What I have said of clocks is largely true of the weighing-machine. Like the public clock, it thrusts itself upon us, and like the clock it betrays the confidence which it invites. I feel convinced that no one would ever think of using a weighing-machine if it did not constitute the most characteristically national piece of furniture in our railway stations. All weighing-machines cheat, but, if cheat they must, give me the machine that flatly refuses to budge from zero after it has swallowed your coin. I prefer that kind to the spasmodic machine on which the indicator moves forward one hundred pounds every two minutes and leaves a person utterly uncertain as to whether he should immediately begin dieting or purchase a bottle of codliver oil. Yet even this mockery of a weighing-machine is preferable to the emotional type of scales which simultaneously gives you a false weight, tells your fortune in utter disregard of age and sex, and plays a tune that cannot be recognised. When such a machine has registered a German matron's weight at 115 pounds and informed her that she will some day be President of the United States, it is ludicrous to have it break into a tinkle of self-appreciation, like a spaniel barking his own approval after walking across the room on his hind legs.
As for the ordinary street thermometer, there is this to be said for it: It may deceive, but it gives pleasure in deceiving. When a person is sagging beneath the heat of an August midday, it is a distinct source of comfort and pride to have the thermometer register 98 degrees. Even when we are fully aware that the mercury is too high by three or four degrees, it is easy enough to make one's self believe for the moment in the higher figure. If it were not for this spiritual stimulus, I should be inclined to regard all thermometers as a nuisance. Translating Fahrenheit into Centigrade and vice versa, is one of the most painful mental processes I can think of. I know that I cannot perform the operation, and I cannot help trying. I remember how a certain European monarch once lay seriously ill and my evening newspaper reported that his temperature was 38.3 degrees C. On my way home I attempted to put 38.3 degrees C. into terms of F., and it speaks well for the constitution of that European monarch that he should have survived the violent fluctuations of temperature to which I subjected him. At Grand Central Station he was literally burning up under a blazing heat of 142 degrees. At Ninety-sixth Street he was down to 74. As I walked home from the station I was forced to admit that I was not sure whether one should multiply by five-ninths or nine-fifths.
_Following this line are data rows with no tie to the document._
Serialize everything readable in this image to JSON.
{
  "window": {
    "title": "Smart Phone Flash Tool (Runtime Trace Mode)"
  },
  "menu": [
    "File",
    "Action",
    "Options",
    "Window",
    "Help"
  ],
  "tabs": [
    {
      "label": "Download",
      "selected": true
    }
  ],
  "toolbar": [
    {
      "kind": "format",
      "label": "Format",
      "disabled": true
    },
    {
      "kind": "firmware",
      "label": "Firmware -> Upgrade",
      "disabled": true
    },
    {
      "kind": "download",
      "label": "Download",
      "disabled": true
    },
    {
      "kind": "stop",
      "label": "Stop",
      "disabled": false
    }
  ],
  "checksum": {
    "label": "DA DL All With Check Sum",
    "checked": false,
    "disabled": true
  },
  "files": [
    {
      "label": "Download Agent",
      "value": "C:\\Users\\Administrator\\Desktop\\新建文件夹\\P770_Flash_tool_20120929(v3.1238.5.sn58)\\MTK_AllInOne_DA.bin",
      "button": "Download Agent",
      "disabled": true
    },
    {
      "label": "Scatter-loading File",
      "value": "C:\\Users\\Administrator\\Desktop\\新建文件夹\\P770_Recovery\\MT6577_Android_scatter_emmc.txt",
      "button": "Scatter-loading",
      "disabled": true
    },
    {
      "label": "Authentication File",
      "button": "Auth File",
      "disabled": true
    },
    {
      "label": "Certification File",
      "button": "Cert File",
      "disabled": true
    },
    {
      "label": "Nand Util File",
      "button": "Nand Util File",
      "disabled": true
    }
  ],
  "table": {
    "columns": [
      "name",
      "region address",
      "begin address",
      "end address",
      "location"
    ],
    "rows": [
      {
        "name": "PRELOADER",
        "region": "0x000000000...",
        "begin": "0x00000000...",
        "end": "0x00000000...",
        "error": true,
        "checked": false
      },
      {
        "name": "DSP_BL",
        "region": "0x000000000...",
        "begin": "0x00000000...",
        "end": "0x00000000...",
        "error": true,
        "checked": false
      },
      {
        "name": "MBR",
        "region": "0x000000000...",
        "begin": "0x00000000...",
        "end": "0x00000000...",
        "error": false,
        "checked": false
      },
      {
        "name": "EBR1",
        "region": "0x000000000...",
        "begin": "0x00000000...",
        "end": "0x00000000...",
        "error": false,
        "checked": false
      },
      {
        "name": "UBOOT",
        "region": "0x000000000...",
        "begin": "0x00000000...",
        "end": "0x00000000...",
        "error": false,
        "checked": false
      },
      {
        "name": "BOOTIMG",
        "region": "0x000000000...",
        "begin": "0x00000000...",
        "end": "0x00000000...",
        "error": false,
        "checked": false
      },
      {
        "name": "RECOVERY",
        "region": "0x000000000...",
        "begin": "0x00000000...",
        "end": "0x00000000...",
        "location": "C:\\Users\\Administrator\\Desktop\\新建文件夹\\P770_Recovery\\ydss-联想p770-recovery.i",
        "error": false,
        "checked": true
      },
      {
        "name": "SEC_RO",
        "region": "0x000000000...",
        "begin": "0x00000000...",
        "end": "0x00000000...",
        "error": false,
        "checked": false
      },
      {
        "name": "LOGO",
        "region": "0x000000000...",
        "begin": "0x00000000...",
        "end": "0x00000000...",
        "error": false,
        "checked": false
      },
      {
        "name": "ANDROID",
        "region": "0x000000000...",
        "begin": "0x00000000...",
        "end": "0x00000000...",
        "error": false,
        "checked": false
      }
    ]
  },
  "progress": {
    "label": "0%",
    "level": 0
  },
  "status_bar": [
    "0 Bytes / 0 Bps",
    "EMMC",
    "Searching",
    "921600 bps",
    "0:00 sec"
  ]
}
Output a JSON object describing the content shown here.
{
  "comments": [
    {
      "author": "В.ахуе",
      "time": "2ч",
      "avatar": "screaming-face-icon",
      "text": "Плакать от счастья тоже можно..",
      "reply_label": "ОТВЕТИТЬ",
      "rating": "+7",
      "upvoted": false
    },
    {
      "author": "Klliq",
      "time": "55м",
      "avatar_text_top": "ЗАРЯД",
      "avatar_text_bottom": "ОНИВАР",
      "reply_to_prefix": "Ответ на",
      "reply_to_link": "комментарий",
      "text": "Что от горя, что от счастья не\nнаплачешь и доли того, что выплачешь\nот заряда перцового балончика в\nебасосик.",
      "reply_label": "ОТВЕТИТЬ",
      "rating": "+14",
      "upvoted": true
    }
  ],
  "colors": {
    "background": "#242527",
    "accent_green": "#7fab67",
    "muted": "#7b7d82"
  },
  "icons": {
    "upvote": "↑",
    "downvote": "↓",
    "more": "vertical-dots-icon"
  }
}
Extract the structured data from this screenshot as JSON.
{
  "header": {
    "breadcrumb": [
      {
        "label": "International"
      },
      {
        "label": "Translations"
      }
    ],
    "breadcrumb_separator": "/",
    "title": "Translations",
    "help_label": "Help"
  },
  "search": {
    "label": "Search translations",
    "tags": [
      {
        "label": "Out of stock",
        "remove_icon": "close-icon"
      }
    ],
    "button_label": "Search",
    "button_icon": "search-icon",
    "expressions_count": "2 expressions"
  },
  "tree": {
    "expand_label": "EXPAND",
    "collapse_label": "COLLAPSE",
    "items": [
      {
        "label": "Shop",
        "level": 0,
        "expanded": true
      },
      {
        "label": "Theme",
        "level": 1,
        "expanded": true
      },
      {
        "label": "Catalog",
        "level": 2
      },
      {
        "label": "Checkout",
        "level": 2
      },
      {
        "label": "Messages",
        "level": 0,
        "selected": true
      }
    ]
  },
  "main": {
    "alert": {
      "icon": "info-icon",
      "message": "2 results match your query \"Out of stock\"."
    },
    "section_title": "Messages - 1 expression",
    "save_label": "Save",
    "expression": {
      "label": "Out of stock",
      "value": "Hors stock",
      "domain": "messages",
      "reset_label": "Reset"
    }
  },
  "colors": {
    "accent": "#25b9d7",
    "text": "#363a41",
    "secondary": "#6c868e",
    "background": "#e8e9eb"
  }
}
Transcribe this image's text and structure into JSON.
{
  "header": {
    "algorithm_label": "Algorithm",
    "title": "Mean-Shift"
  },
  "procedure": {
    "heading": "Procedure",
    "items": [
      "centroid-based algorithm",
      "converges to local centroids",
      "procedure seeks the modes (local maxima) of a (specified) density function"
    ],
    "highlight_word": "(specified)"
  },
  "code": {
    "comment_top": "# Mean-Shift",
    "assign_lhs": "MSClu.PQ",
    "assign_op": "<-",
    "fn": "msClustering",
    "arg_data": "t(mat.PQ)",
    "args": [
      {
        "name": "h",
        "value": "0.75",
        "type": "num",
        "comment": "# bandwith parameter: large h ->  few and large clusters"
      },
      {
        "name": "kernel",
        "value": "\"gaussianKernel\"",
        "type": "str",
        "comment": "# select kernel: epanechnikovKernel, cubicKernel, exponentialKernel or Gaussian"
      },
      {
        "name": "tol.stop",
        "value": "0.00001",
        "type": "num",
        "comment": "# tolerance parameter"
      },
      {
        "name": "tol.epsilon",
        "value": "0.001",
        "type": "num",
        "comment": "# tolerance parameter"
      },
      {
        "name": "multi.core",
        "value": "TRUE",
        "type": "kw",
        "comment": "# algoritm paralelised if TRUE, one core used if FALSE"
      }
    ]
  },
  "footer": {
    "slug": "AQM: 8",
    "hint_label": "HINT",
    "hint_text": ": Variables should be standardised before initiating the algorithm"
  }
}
I would not be misunderstood. I am no enemy of the public institutions I have criticised. Far from it; clocks, thermometers, weather-vanes, and weighing-machines—they are but the remnants of the fine old communal life of which our urban and Anglo-Saxon civilisation has kept only too little. We do not lounge about and take our meals in the public squares as people used to do in Athens and still do in Sicily. We no longer fill our pitchers at a common fountain or dance on the village green or regulate the life of an entire city to the same signal from a campanile. Ours is an age of exaggerated privacy, where every one works behind closed doors and glances furtively at his watch. But precisely because it is a precious survival the public clock ought to keep itself above reproach and above suspicion.